Historical fantasy! Nope, there are no dragons or wizards or magic. But it’s fantasy nevertheless. And of a very welcome sort. Of a very necessary sort.
In Paris in 1682, King Louis XIV is preparing to move his court from the Louvre in the city to the countryside palace at Versailles, and he wants gardens that he likens, not in any metaphorical way, to the divine: “Heaven shall be here,” he commands. No small task, then, for royal gardener and landscape architect André Le Notre. And Le Notre takes a real chance when he dares to hire, for one section of the gardens, freelance designer Sabine De Barra. This is no job for a woman, and indeed, in historical fact, there was no female garden designer at Versailles in the 17th century (though the gorgeous open-air ballroom grove the fictional one builds here is real and still exists on the palace grounds). But so what? This isn’t a documentary. It’s not an academic lesson. Male characters onscreen prance through the centuries doing all sorts of ahistorical things, so why can’t a woman do the same?
Of course anachronous adventure can never be the same sort of fantasy for women as it is for men, because even in pretend, it seems we have trouble letting women just exist without questioning their right to do so on their own terms. Sabine (the always magnificent Kate Winslet: The Divergent Series: Insurgent, Labor Day) may be a glorious fantasy for centuries past, a woman with her own money and her own independent life and her own wonderful work, but while the movie itself may not question her talent or competence or right to do as she wishes, there are men here — slightly buffoonish, if not actually villainous men — who scoff at her, who don’t want to see her encroaching on territory that is allegedly rightfully male. (There are men who doubt her at first but are won over by her, too, so they’re not all terrified idiots.) It would be so nice to see stories about women who don’t have an uphill battle to be taken seriously.
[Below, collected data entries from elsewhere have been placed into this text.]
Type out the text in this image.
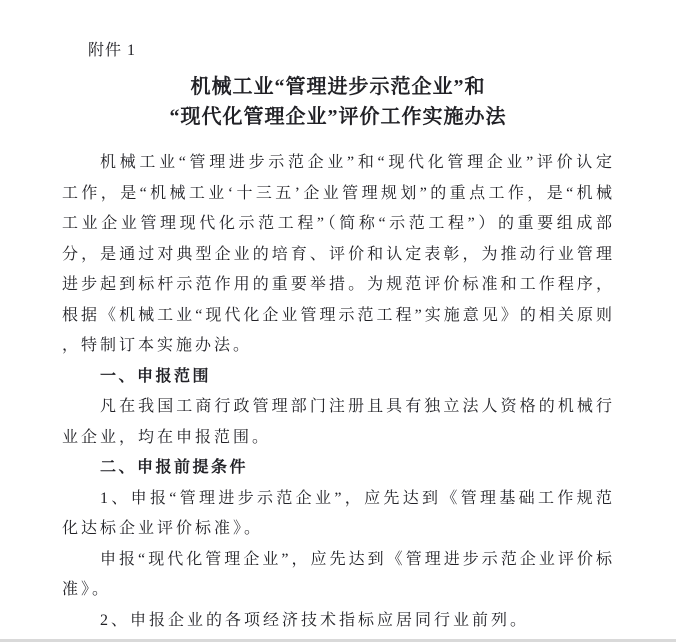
附件 1
机械工业“管理进步示范企业”和
“现代化管理企业”评价工作实施办法

机械工业“管理进步示范企业”和“现代化管理企业”评价认定工作，是“机械工业‘十三五’企业管理规划”的重点工作，是“机械工业企业管理现代化示范工程”（简称“示范工程”）的重要组成部分，是通过对典型企业的培育、评价和认定表彰，为推动行业管理进步起到标杆示范作用的重要举措。为规范评价标准和工作程序，根据《机械工业“现代化企业管理示范工程”实施意见》的相关原则，特制订本实施办法。

一、申报范围

凡在我国工商行政管理部门注册且具有独立法人资格的机械行业企业，均在申报范围。

二、申报前提条件

1、申报“管理进步示范企业”，应先达到《管理基础工作规范化达标企业评价标准》。

申报“现代化管理企业”，应先达到《管理进步示范企业评价标准》。

2、申报企业的各项经济技术指标应居同行业前列。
Even if that’s even more make-believe still.
On the other hand, perhaps A Little Chaos works on another level: the one on which Sabine’s plight seems awfully familiar to what many women today would recognize, more than 300 years later. Do we really want to think of ourselves as still struggling though the Age of Enlightenment? Aren’t we supposed to be more enlightened that the powdered wig-wearing contemporaries of a ridiculous monarch?
But never mind! A Little Chaos isn’t a political film. It’s pure entertainment: romantic and funny and smart and wise and just plain different. It’s not just atypical Sabine that is new, but… this is a historical costume dramedy romp about gardening. I don’t even like gardening, but how cool is that?
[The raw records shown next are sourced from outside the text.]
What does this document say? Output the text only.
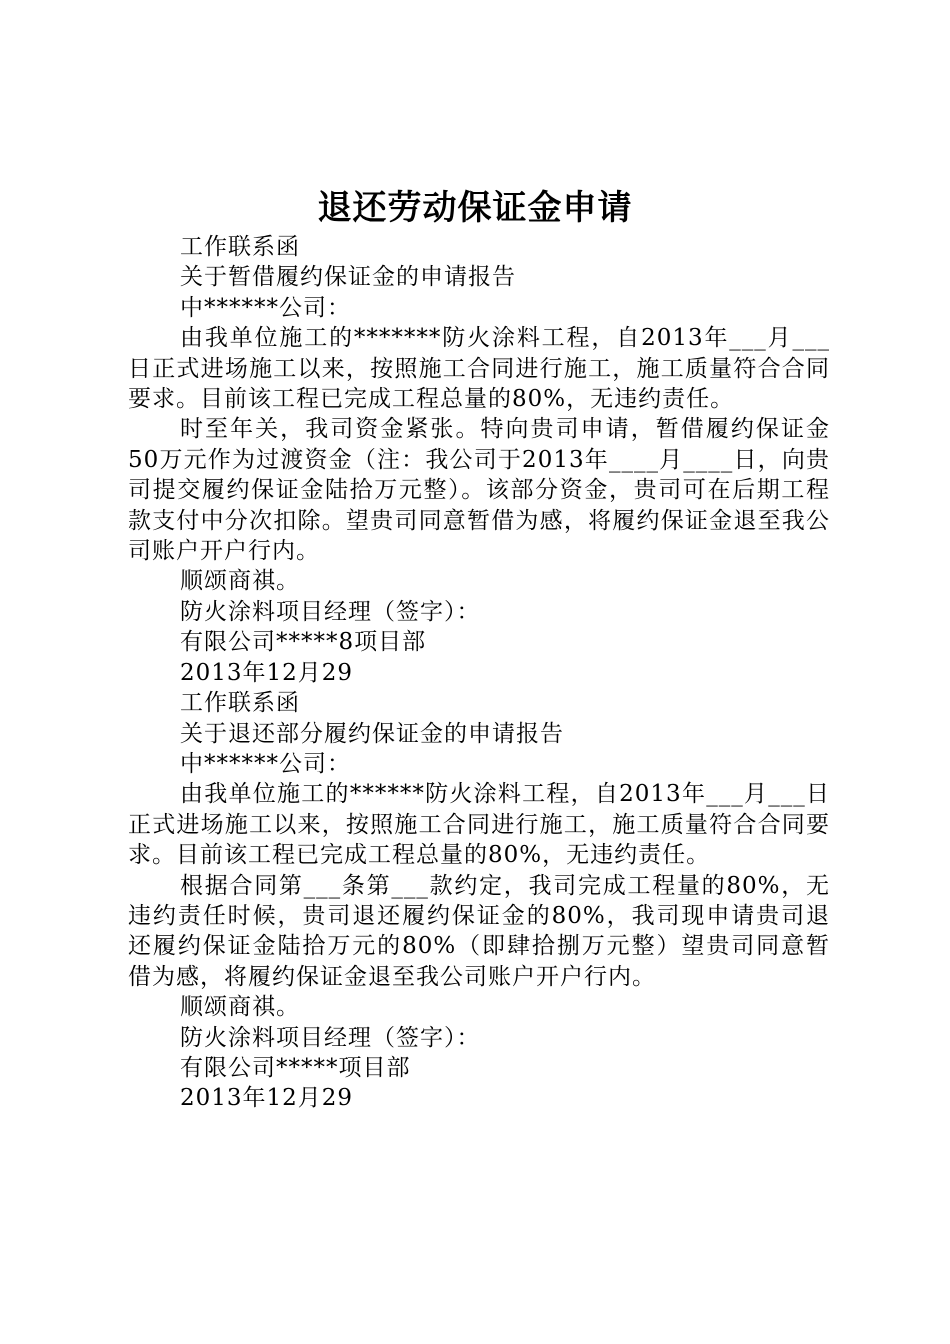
退还劳动保证金申请

工作联系函

关于暂借履约保证金的申请报告

中******公司：

由我单位施工的*******防火涂料工程，自2013年___月___日正式进场施工以来，按照施工合同进行施工，施工质量符合合同要求。目前该工程已完成工程总量的80%，无违约责任。

时至年关，我司资金紧张。特向贵司申请，暂借履约保证金50万元作为过渡资金（注：我公司于2013年____月____日，向贵司提交履约保证金陆拾万元整）。该部分资金，贵司可在后期工程款支付中分次扣除。望贵司同意暂借为感，将履约保证金退至我公司账户开户行内。

顺颂商祺。

防火涂料项目经理（签字）：

有限公司*****8项目部

2013年12月29

工作联系函

关于退还部分履约保证金的申请报告

中******公司：

由我单位施工的******防火涂料工程，自2013年___月___日正式进场施工以来，按照施工合同进行施工，施工质量符合合同要求。目前该工程已完成工程总量的80%，无违约责任。

根据合同第___条第___款约定，我司完成工程量的80%，无违约责任时候，贵司退还履约保证金的80%，我司现申请贵司退还履约保证金陆拾万元的80%（即肆拾捌万元整）望贵司同意暂借为感，将履约保证金退至我公司账户开户行内。

顺颂商祺。

防火涂料项目经理（签字）：

有限公司*****项目部

2013年12月29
This is Alan Rickman’s second film as director (a long while after his 1997 debut The Winter Guest), and he has filled out his cast with the sorts of actors who are a joy to spend time with. Winslet, of course, who brings her usual centered calm and quiet intelligence to a complex character, one who finds herself having to navigate the treacherous new environment of royal court, with all its potential pitfalls. Stanley Tucci (Wild Card, The Hunger Games: Mockingjay – Part I) as the King’s brother breezes in at one point and steals the whole movie in ways that are outrageous and hilarious and ultimately unexpectedly touching. Everybody’s new boyfriend Matthias Schoenaerts (Suite Française, The Drop) plays Le Notre, and by some sort of marvel, he makes it feel as if André’s relationship with Sabine could go in any one of many different directions, and that where it goes wasn’t inevitable. (That’s down to the script, too, by Rickman and two newcomers, Alison Deegan and Jeremy Brock.) And Rickman (A Promise, The Butler) casts himself as Louis XIV, which is an absolute treat to watch.
I really love this movie, and would like to see more like it. Even as much as this is something I think about a lot, there’s still a certain shock — a joyful kind of shock — to see a woman at the center of a such a fun, juicy story. I’d love for that not to feel so unusual.